Nos habla Jesús del amor del Padre con el que El se siente amado y que es fuente del amor con que nos ama. 'Como el Padre me ha amado, así os he amado yo...' Y nos dice: ‘Permaneced en mi amor’. ¿Qué significa ese permanecer en el amor? Yo diría, primero que nada saborear un amor como el que Señor nos tiene. Saborear es sentirnos amados, gozarnos en su amor, vivir esa experiencia desde lo más hondo del alma. Es como un torrente que parte del Padre, se manifiesta en Jesús y llega a nosotros. Jesús, podríamos decir, nos sirve de cauce para que llegue a nosotros el amor del Padre.
Por eso san Juan en su carta nos dirá: ‘el amor consiste, no en que nosotros hayamos amado a Dios, sino en que El nos amó primero y nos envió a su Hijo’. Se manifiesta ese amor del Padre en que Dios envía a su Hijo al mundo, no para condenarlo sino para salvarlo. Dios envió a su Hijo al mundo para que vivamos por medio de El. Así pues, permanezcamos en su amor, o lo que es lo mismo, amemos nosotros con un amor así.
Y le da una sublimidad hasta entonces desconocida al amor. Amar significa haber nacido de Dios. ‘El que ama ha nacido de Dios’. El amor le da un toque divino a nuestra vida. Nos eleva de tal manera que nos hace parecernos a Dios. Sí, amando, nos parecemos a Dios, ‘porque Dios es Amor’.
Surge entonces lo que decíamos: el mandamiento que nos deja Jesús. Un mandamiento que nos sirve para destacar, para subrayar lo que ha de ser el verdadero amor. Porque no se trata de un amor cualquiera. Tiene que ser un amor a la manera del amor de Jesús. ‘Como yo os he amado’. Y ¡ojo!, que El nos ha amado con un amor como con el que el Padre lo amó a El. Es mandamiento, pero no es una imposición. Es para que aprendamos a hacer una oblación de nuestra vida – amor es oblación, donación y entrega – como la que hizo Jesús. Con el mandamiento Jesús lo que nos está diciendo es la altura y sublimidad que tiene que tener nuestro amor si queremos ser discípulos suyos.

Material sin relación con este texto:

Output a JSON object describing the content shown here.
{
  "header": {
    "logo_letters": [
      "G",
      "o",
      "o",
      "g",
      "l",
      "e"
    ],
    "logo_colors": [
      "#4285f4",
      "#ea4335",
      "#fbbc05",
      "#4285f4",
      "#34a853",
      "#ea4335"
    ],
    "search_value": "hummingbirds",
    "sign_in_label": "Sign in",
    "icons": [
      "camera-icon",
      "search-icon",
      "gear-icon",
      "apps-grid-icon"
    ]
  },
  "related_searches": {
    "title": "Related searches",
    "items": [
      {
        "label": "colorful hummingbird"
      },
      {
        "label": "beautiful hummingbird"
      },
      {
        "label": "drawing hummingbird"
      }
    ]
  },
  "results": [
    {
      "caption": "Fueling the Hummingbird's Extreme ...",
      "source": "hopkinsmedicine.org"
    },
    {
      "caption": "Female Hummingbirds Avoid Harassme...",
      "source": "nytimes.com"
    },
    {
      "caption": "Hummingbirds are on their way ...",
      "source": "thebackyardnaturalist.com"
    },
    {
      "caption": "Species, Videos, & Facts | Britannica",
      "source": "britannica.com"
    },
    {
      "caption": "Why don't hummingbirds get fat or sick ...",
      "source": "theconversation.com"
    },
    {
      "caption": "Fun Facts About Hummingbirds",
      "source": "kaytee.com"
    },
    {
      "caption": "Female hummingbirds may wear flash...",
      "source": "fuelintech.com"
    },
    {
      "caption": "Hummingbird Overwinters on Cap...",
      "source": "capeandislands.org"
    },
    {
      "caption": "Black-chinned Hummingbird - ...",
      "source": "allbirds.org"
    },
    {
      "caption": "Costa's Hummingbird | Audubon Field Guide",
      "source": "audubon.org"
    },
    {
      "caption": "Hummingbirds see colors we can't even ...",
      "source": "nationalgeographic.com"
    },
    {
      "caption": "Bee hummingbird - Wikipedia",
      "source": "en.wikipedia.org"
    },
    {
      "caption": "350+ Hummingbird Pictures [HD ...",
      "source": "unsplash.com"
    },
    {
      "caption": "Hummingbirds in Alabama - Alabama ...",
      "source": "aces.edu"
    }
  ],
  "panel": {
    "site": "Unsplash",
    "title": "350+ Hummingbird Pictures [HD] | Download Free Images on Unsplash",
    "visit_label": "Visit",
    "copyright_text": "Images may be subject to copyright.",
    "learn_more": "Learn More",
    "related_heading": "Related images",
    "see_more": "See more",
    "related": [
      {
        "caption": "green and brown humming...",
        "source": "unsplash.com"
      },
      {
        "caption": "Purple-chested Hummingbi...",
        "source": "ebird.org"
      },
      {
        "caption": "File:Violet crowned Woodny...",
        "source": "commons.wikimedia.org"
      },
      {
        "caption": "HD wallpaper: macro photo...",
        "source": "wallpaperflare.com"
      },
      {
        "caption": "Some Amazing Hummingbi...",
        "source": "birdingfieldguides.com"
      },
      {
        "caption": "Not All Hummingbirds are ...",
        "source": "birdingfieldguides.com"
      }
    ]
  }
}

Es por eso por lo que podemos decir que Jesús nos mira ya de otra manera. ‘A vosotros os llamo amigos’, nos dice. Amigos, amados, y ¡de qué manera!, con el amor más grande, el amor del que se da hasta el final, del que se da totalmente sin reservarse nada. Por no reservarse no se reserva ni su propia vida, porque la entrega por nosotros. ‘Nadie tiene amor más grande que el que da la vida por sus amigos’. Y es lo que hizo Jesús.

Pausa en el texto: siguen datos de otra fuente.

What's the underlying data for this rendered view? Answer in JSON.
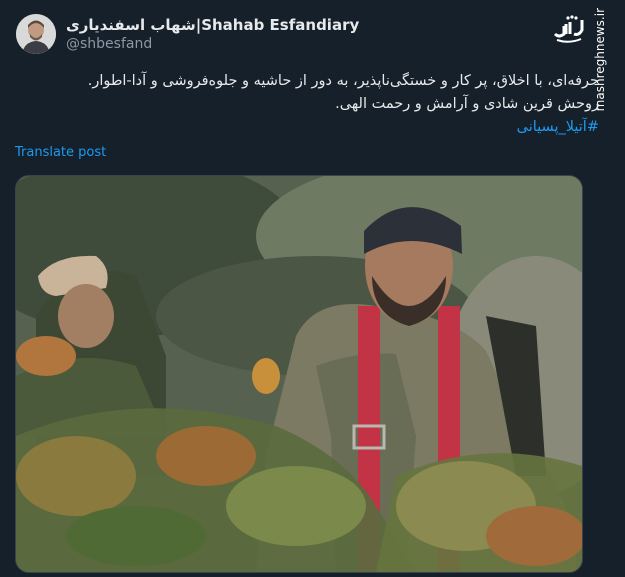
{
  "author": {
    "display_name": "شهاب اسفندیاری|Shahab Esfandiary",
    "handle": "@shbesfand"
  },
  "tweet": {
    "line1": "حرفه‌ای، با اخلاق، پر کار و خستگی‌ناپذیر، به دور از حاشیه و جلوه‌فروشی و آدا-اطوار.",
    "line2": "روحش قرین شادی و آرامش و رحمت الهی.",
    "hashtag": "#آتیلا_پسیانی"
  },
  "translate_label": "Translate post",
  "watermark": {
    "logo": "مشرق",
    "url": "mashreghnews.ir"
  },
  "colors": {
    "background": "#15202b",
    "link": "#1d9bf0",
    "secondary_text": "#8b98a5"
  }
}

Es, entonces, la sublimidad con que nosotros hemos de vivir el amor. Y es que no puede ser de otra manera cuando uno se siente querido y amado de Dios con un amor como con el que El nos ama. Un amor que nos llena de dicha y de felicidad, nos lleva a la plenitud. ‘Os he hablado de esto para que mi alegría esté en vosotros y vuestra alegría llegue a plenitud’. Hemos de reconocer que tendríamos que ser los hombres y mujeres más felices del mundo. Y cuando amamos con un amor así es cuando podemos hacer felices de verdad a los demás, cómo iremos transformando nuestro mundo.
Intenta cada día ir poniendo un amor así, como el que nos enseña Jesús, en cada una de esas personas con las que convives, con las que te cruzas en los caminos de la vida. Ya sé que no es fácil, pero no por eso hemos de dejar de intentarlo. Además no lo vamos a hacer por nosotros mismos o por nuestras fuerzas, sino que tiene que brotar casi espontáneamente de esa experiencia que nosotros vivimos del amor que Dios nos tiene.

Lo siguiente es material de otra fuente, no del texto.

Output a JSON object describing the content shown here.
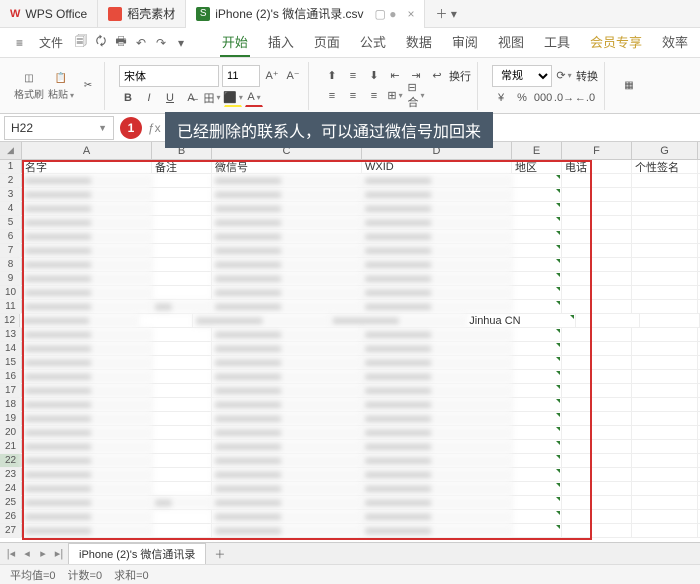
{
  "tabs": {
    "app1": "WPS Office",
    "app2": "稻壳素材",
    "app3_icon": "S",
    "app3": "iPhone (2)'s 微信通讯录.csv",
    "close": "×",
    "tab_icons": "▢ ●",
    "add": "＋"
  },
  "file_menu": {
    "hamburger": "≡",
    "label": "文件"
  },
  "quick_icons": [
    "🗐",
    "🗘",
    "🖶",
    "↶",
    "↷",
    "▾"
  ],
  "menu_tabs": [
    "开始",
    "插入",
    "页面",
    "公式",
    "数据",
    "审阅",
    "视图",
    "工具",
    "会员专享",
    "效率"
  ],
  "ribbon": {
    "fmt_brush": "格式刷",
    "paste": "粘贴",
    "font": "宋体",
    "size": "11",
    "wrap": "换行",
    "general": "常规",
    "transform": "转换"
  },
  "namebox": "H22",
  "badge": "1",
  "hint": "已经删除的联系人，可以通过微信号加回来",
  "columns": [
    "A",
    "B",
    "C",
    "D",
    "E",
    "F",
    "G"
  ],
  "headers": {
    "A": "名字",
    "B": "备注",
    "C": "微信号",
    "D": "WXID",
    "E": "地区",
    "F": "电话",
    "G": "个性签名"
  },
  "row_count": 27,
  "jinhua_row": 12,
  "jinhua_text": "Jinhua CN",
  "sheet": {
    "name": "iPhone (2)'s 微信通讯录",
    "add": "＋",
    "nav": [
      "|◂",
      "◂",
      "▸",
      "▸|"
    ]
  },
  "status": {
    "avg": "平均值=0",
    "cnt": "计数=0",
    "sum": "求和=0"
  }
}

Os confieso que algunas veces no sé que pensar cuando uno ve tanta gente amargada alrededor, que caminan como fantasmas, pues esa amargura que han dejado meter en su corazón les llena de negrura y de muerte. No saben amar, guardan el odio y el rencor en su corazón, y a la larga sufren porque no saben perdonar, no son generosos y se guardan tanto para si que se guardan hasta el rencor, la envidia, el orgullo y no sé cuantas cosas y al final no saben ser felices.
Amemos contagiando de amor a los demás y haremos un mundo más feliz y mejor. Tendría que ser algo que surgiera espontáneo de un corazón generoso que se siente amado. Mira, sin embargo, cómo somos que para que lo hagamos tendrá que mandárnoslo el Señor.